Kai Ken - The Oldest and Purest Japanese Dog Breed
The Kai Ken was developed in Japan around the 1700s. The name comes from the ancient province in which it originated, and that today is in the prefecture of Yamanashi. Kai Ken were originally bred to hunt wild boar and deer in the mountainous country of the area, but are not commonly used in this capacity in modern times. The breed was first seen in the US in 1951, but did not become established for some years after that first importation. They are still not common except in their native Japan.
It was thought that the breed (along with many others) was declining in numbers after the influx of western breeds such as the Pointer and the German Shepherd after the First World War. In the 1930s, a study done by Mr Harao Isogai attempted to categorize and revive the native Japanese breed, and they are at no risk of extinction today.
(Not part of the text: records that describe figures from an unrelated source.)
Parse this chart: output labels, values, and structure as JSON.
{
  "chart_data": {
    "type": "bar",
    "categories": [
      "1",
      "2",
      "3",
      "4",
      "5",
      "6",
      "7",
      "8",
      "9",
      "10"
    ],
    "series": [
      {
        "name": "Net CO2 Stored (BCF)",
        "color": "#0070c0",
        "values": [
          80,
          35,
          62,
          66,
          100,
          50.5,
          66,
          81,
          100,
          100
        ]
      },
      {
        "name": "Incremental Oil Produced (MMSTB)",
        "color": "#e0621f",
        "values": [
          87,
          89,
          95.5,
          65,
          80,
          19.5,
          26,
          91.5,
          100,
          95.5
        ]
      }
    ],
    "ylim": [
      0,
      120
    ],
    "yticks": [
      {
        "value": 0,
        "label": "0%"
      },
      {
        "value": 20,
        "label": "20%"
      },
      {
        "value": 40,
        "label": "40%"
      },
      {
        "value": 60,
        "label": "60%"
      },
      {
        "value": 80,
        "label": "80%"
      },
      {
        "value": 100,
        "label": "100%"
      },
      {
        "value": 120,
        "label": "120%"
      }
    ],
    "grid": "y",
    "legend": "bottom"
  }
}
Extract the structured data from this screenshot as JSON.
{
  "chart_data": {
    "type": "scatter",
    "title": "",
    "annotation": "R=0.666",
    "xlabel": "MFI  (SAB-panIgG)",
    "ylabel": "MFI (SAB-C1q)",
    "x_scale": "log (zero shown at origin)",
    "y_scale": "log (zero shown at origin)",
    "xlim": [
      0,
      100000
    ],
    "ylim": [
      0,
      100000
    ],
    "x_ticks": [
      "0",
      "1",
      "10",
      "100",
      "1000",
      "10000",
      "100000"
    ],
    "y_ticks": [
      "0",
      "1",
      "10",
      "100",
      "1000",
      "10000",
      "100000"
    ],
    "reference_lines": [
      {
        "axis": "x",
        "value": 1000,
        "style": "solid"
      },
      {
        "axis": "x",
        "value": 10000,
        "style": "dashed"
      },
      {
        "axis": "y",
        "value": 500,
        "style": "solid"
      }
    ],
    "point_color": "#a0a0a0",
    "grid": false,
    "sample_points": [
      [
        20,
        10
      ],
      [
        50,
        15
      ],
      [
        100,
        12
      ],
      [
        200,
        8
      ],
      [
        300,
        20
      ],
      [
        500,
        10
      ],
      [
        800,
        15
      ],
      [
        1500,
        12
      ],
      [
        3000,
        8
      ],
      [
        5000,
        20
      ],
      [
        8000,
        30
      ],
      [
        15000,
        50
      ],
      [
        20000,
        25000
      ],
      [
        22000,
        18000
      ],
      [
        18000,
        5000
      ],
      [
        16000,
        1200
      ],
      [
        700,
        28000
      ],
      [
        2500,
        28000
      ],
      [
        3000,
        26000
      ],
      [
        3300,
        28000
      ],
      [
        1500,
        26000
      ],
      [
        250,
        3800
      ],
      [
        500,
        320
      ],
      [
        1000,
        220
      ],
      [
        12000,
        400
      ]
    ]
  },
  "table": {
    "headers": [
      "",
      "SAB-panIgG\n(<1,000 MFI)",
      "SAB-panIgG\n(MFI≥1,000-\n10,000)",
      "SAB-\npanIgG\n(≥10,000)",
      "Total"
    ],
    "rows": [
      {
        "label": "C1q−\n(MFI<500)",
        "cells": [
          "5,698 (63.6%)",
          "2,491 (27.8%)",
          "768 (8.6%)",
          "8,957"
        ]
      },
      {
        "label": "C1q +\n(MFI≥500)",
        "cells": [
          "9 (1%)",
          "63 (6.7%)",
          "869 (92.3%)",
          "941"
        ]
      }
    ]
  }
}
The Kai Ken is a medium-sized breed of undeniably Japanese type. Height: 18 - 23 in (46 - 58 cm). Weight: 35 - 45 lb (16 - 21 kg), although some are said to grow as large as 60 lb (27 kg).
The head is large (but not as large as some other Japanese breeds) with a rounded skull and moderately long muzzle that tapers. The forward-facing upright ears are triangular and sit on top of the head; they are not large, but are larger than those of other medium-sized Japanese breeds. The neck is short, thick-set and muscular, and the chest is also large. The tail is thick and is set high on the back to reach forwards and over to one side in a single curl.
The Kai Ken has a harsh, straight outer coat, but the undercoat is soft and thick. They are always brindle in shades of red or black. The pups are born black and lighten as they age.
The Kai Ken is a dog for the real enthusiast. Although it is no longer used for its traditional role of hunting wild boar, this dog retains many of its original attributes. This is a proud, noble-spirited dog of quite remarkable intelligence. It is suitable for the more assertive owner who is prepared to maintain a strict control over the dog, particularly when it is young. The Kai Ken can make a good watch-dog and it should only be encouraged to bark at the sounds you want it to respond to.